Kelvin Waves and Internal Bores in the Marine Boundary Layer Inversion and Their Relationship to Coastally Trapped Wind Reversals
Author
Ralph, F. M.
Neiman, P. J.
Wilczak, J. M.
Persson, P.O.G.
Bane, J. M.
Cancillo, M. L.
Nuss, W.
Date
2000-02Metadata
Show full item recordAbstract
Detailed observations of a coastally trapped disturbance, or wind reversal, on 10–11 June 1994 along the
California coast provide comprehensive documentation of its structure, based on aircraft, wind profiler, radio
acoustic sounding system, and buoy measurements. Unlike the expectations from earlier studies based on limited
data, which concluded that the deepening of the marine boundary layer (MBL) was a key factor, the 1994 data
show that the perturbation was better characterized as an upward thickening of the inversion capping the MBL.

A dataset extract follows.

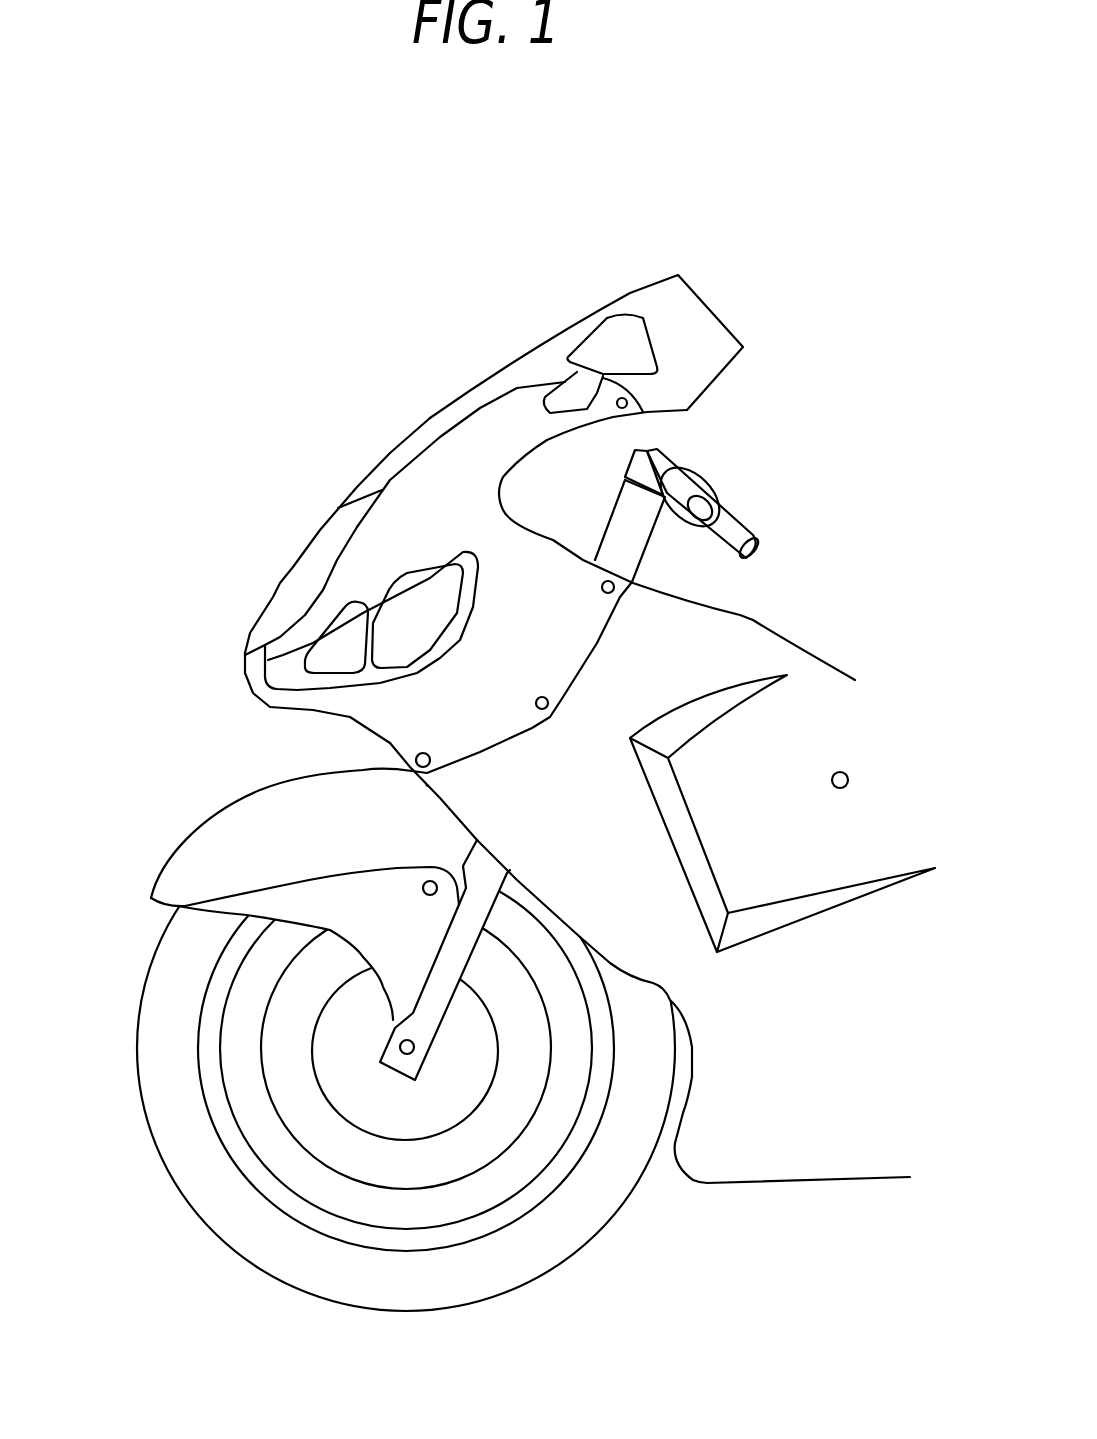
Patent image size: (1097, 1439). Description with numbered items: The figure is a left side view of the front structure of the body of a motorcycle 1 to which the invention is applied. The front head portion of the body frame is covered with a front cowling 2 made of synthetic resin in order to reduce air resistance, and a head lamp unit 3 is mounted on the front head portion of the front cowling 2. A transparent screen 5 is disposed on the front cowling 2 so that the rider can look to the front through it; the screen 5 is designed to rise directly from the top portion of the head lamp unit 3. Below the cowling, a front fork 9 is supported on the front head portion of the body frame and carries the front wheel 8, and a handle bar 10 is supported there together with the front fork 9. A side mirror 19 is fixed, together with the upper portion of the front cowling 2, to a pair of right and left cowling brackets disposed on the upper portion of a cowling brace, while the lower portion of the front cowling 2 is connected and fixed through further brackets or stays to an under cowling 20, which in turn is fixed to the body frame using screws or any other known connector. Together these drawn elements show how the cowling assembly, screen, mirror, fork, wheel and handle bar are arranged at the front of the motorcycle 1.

As the event propagated over a site, the reversal in the alongshore wind direction occurred first within the
inversion and then 3–4 h later at the surface. A node in the vertical structure (defined here as the altitude of
zero vertical displacement) is found just above the inversion base, with up to 200-m upward displacements of
isentropic surfaces above the node, and 70-m downward displacements below.
Although this is a single event, it is shown that the vertical structure observed is representative of most other
coastally trapped wind reversals. This is determined by comparing a composite of the 10–11 June 1994 event,
based on measurements at seven buoys, with surface pressure perturbations calculated from aircraft data. These
results are compared to the composite of many events. In each case a weak pressure trough occurred between
2.4 and 4.0 h ahead of the surface wind reversal, and the pressure rose by 0.32–0.48 mb between the trough
and the wind reversal. The pressure rise results from the cooling caused by the inversion’s upward expansion.
The propagation and structure of the event are shown to be best characterized as a mixed Kelvin wave–bore
propagating within the inversion above the MBL, with the MBL acting as a quasi-rigid lower boundary. If the
MBL is instead assumed to respond in unison with the inversion, then the theoretically predicted intrinsic phase
speeds significantly exceed the observed intrinsic phase speed. The hybrid nature of the event is indicated by
two primary characteristics: 1) the disturbance had a much shallower slope than expected for an internal bore,
while at the same time the upward perturbation within the inversion was quasi-permanent rather than sinusoidal,
which more closely resembles a bore; and 2) the predicted phase speeds for the ‘‘solitary’’ form of nonlinear
Kelvin wave and for an internal bore are both close to the observed intrinsic phase speed.